Two integration points, both available now:

As an OutputGuardrail (Claude Agent SDK)

python
from agents import Agent, Runner
from veroq_agentmesh import veroq_output_guardrail

agent = Agent(
    name="Financial Analyst",
    instructions="You analyze earnings reports.",
    output_guardrails=[veroq_output_guardrail],
)

# If the agent's output contains contradicted claims,
# OutputGuardrailTripwireTriggered is raised with full details
result = await Runner.run(agent, "Summarize NVIDIA's Q4 earnings")

pip install veroq-agentmesh — trips the guardrail if claims are contradicted or confidence drops below threshold. Fails open on API errors (won't block your agent if the verification service is down).

As a Custom Tool (Managed Agents)

python
agent = client.beta.agents.create(
    name="Verified Analyst",
    model="claude-sonnet-4-6",
    tools=[
        {"type": "agent_toolset_20260401"},
        {
            "type": "custom",
            "name": "verify_claims",
            "description": "Verify factual claims in text against "
                         "live evidence.
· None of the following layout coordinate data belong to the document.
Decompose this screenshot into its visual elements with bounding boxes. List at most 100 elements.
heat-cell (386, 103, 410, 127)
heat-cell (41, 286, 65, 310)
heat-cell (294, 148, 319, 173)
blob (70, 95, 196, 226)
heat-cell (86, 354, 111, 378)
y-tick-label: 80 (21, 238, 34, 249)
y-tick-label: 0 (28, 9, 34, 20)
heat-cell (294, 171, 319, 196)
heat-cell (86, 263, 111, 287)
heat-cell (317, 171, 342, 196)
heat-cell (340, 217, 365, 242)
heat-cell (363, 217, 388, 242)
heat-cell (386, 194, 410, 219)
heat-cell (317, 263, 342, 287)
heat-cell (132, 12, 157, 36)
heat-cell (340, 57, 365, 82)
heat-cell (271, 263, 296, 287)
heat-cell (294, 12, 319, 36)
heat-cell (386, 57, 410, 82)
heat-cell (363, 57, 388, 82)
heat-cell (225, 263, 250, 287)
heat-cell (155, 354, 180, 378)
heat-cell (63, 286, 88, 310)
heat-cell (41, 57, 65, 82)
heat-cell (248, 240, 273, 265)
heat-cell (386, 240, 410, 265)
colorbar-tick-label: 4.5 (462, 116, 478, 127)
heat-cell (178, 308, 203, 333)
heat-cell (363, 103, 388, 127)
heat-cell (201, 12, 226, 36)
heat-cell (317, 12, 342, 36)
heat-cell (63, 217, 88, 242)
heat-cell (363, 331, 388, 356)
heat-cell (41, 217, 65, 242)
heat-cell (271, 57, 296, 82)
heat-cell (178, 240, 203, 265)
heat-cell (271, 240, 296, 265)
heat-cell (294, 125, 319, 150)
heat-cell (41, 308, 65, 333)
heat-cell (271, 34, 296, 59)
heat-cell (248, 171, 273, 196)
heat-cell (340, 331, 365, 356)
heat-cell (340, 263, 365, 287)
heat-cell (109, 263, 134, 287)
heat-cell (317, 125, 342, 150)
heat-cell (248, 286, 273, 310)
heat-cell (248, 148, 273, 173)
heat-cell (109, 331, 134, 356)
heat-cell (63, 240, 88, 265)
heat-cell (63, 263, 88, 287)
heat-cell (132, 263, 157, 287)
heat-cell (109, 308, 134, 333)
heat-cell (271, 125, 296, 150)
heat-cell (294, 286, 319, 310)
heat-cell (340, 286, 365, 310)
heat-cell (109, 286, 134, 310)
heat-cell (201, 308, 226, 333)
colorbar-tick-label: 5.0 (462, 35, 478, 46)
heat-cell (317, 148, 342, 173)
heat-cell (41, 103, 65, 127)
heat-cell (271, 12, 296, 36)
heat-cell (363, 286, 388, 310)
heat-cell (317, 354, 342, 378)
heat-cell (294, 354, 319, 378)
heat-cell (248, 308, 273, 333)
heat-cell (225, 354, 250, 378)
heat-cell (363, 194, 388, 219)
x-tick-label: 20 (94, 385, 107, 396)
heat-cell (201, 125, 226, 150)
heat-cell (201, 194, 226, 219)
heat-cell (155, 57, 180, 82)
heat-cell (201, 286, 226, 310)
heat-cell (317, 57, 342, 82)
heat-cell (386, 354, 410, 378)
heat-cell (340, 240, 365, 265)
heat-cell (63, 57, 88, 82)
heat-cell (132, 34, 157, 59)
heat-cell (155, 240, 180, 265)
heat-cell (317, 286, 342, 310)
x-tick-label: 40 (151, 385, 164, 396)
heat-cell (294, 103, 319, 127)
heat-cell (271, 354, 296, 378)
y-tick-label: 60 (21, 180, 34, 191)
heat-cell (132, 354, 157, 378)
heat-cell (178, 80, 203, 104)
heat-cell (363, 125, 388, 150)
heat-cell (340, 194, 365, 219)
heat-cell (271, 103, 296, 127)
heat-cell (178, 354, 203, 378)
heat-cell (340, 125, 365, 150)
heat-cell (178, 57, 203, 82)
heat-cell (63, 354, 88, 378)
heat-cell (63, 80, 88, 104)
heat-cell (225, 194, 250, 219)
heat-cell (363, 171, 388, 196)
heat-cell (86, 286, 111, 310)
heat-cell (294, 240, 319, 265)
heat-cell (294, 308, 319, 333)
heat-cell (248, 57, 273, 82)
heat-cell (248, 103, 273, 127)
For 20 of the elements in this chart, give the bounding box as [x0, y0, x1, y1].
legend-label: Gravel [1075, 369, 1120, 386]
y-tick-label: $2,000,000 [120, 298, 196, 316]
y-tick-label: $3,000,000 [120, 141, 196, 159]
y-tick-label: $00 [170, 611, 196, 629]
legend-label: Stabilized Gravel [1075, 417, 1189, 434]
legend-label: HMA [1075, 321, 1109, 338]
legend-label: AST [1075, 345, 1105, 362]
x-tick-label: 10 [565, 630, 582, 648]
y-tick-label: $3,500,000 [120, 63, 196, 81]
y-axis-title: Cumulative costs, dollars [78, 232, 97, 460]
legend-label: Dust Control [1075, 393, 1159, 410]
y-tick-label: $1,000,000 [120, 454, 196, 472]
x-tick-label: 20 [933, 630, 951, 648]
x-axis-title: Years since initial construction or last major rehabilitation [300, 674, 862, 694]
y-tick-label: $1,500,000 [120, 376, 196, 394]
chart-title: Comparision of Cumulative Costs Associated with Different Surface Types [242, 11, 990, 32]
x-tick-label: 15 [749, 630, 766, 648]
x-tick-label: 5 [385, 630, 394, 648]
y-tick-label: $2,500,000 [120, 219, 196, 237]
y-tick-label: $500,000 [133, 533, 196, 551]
Returns per-claim verdicts "
                         "with confidence scores and corrections.",
            "input_schema": {
                "type": "object",
                "properties": {
                    "text": {
                        "type": "string",
                        "description": "The text containing claims"
                    }
                },
                "required": ["text"]
            }
        }
    ]
)

Or connect the MCP server directly — 78 tools including verification, market data, SEC filings, and more:

bash
npx veroq-mcp

What This Changes

The Managed Agents architecture makes it trivial to add verification to any agent pipeline. The hard work — decoupling tools from the brain, making everything stateless, building the durable session log — is already done.

The missing piece is small: one more hand that checks whether what the agent said is actually true. The interface is the same. The session log captures it for free. The only question is whether you care enough about accuracy to add the call.

For agents that research, analyze, recommend, or decide — you probably should.